Hidayatullah.com- Pakar Tafsir Dr. Saiful Bahri memaparkan dampak yang paling fatal dari perkawinan sesama jenis, yaitu bisa merusak tatanan sosial. Sebab, tatanan sosial yang paling kecil di tengah masyarakat itu dari keluarga (pernikahan, red).
Saiful menambahkan kalau pernikahan itu dilakukan dengan sesama jenis akann mempengaruhi dampak biologis terkait keberlansgungan keturunan serta menimbulkan dampak sosial dengan bebasnnya transaksi seksual.
“Perkawinan sejenis itu lama kelamaan seperti memberi kebebasan dalam berhubungan seks yang meluas kepada Lesbian, Homoseksual, Biseksual, Transgeder (LGBT),” kata Saiful kepada hidayatullah.com, Jum’at (18/09/2015).
Menurut Dosen Pasca Sarjana Universitas Muhammadiyah Jakarta, artinya bahwa perkawinan sejenis ini berupaya ingin menggeser sakralisasi pernikahan menjadi denomisasi yang menghilangkan nilai kemanusiaan itu sendiri.
“Itulah dampak perkawinan sejenis yang paling fatal, secara sosial yaitu bisa merusak komunitas keluarga, mengancam masa depan (pelaku maupun objek) serta melakukan perbuatan yang bernilai kemaksiatan,” ujar pakar tafsir alumni Universitas Al Azhar Mesir ini.
Lebih jauh lagi, Saiful menjelaskan dalam hukum Islam perkawinan sejenis sudah jelas, bukan hanya dilarang tapi, sanksinya jauh lebih berat daripada sanksi dalam aturan hukum yang berlaku di negeri ini yaitu hukuman mati. Rasulullah Shalallahu Alaihi Wa Salam sendiri memerintahkan baik pelaku ataupun objek dari perkawinan sejenis itu harus dibunuh.
“Artinya ancamannya sangat berat sampai pada maksimal hukuman mati sebab menghilangkan nilai-nilai kemanusiaan. Meskipun, penerapannya mungkin ‘bisa lebih ringan’,” jelas Saiful pengampu “Kajian Gender, Perempuan dan Family Mainstreaming”.
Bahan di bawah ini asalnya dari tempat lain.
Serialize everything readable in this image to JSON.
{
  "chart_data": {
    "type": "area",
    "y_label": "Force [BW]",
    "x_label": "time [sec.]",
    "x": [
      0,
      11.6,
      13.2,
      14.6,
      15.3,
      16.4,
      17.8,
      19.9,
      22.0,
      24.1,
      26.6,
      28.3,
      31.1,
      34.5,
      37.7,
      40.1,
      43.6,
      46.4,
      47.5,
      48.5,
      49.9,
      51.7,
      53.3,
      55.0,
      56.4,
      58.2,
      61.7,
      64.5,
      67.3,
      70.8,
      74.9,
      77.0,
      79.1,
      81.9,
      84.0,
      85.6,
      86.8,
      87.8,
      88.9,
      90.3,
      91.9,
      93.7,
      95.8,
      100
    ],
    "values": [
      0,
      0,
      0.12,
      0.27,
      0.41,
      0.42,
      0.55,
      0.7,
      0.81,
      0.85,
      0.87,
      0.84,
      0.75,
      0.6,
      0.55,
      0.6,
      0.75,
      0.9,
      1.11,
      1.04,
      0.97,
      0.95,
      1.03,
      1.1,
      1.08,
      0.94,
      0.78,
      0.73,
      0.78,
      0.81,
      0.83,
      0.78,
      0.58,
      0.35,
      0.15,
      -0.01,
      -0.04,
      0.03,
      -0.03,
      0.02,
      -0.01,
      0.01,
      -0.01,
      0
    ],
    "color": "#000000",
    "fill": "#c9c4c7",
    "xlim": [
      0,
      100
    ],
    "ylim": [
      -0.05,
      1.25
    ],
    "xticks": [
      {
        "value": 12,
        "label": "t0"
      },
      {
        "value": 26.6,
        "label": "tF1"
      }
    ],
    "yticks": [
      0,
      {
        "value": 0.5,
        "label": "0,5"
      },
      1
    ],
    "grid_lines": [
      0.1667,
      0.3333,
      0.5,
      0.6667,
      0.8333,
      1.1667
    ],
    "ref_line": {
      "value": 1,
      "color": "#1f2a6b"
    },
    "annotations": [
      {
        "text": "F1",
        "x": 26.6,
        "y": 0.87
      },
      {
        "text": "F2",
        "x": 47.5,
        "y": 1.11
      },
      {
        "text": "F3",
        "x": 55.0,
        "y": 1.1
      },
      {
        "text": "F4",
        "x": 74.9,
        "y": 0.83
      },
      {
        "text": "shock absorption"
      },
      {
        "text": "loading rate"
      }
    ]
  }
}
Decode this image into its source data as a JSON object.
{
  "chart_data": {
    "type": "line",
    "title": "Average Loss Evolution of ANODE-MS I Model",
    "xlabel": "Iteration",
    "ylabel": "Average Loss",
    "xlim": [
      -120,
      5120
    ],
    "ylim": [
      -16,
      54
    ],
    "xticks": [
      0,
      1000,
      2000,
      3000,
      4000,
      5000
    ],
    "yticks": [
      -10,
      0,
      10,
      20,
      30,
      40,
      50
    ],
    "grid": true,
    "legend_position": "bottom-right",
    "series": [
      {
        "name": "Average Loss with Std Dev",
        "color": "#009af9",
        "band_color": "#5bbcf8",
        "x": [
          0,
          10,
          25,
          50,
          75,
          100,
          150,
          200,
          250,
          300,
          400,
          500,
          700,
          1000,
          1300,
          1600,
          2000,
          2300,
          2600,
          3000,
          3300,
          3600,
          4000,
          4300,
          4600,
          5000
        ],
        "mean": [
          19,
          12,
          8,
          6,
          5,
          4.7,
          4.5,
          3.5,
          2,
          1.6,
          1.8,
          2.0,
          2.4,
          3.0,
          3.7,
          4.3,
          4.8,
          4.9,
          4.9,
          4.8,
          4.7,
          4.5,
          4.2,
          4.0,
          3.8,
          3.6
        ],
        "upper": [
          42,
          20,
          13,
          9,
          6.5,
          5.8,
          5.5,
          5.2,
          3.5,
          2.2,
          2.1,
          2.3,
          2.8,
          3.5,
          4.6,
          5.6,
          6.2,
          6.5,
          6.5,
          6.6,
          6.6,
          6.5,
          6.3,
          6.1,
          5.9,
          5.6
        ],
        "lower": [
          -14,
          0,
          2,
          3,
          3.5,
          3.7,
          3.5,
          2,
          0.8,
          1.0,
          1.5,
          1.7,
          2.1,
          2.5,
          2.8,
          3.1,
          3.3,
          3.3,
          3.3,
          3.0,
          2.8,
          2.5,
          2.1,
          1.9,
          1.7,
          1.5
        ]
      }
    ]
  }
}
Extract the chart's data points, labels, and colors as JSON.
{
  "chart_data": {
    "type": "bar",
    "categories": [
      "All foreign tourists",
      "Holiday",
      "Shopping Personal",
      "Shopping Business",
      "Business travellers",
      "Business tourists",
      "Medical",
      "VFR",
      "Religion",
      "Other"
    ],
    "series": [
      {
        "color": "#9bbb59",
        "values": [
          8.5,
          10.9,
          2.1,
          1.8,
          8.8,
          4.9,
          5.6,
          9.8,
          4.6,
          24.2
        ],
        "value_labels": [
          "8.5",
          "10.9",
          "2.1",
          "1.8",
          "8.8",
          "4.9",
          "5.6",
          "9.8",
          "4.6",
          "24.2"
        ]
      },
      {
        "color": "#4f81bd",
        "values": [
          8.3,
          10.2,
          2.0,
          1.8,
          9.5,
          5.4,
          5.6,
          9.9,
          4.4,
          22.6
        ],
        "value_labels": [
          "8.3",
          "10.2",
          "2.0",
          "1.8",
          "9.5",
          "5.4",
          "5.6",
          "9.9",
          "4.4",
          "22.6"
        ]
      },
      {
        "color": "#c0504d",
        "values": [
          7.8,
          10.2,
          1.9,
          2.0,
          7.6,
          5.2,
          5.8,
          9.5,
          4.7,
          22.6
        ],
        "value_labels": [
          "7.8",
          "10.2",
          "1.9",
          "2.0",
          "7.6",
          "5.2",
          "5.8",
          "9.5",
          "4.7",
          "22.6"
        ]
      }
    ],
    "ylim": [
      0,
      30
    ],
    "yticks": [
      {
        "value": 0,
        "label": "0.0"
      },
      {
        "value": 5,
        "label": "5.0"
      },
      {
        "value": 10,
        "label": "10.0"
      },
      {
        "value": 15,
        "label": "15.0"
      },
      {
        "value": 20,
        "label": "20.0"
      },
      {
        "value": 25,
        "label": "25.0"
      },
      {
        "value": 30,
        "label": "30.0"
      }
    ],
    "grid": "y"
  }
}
Wakil Ketua Komisi Seni Budaya Islam Majelis Ulama Indonesia (MUI) Pusat ini, menegaskan secara syariat sangat jelas jika perkawinan sejenis tidak dibenarkan sama sekali. Kalau pun ada, menurutnya, itu kecenderungan beberapa personal, yang berarti bahwa mereka mengalami sebuah kelainan (perkawinan sejenis) yang harus disembuhkan.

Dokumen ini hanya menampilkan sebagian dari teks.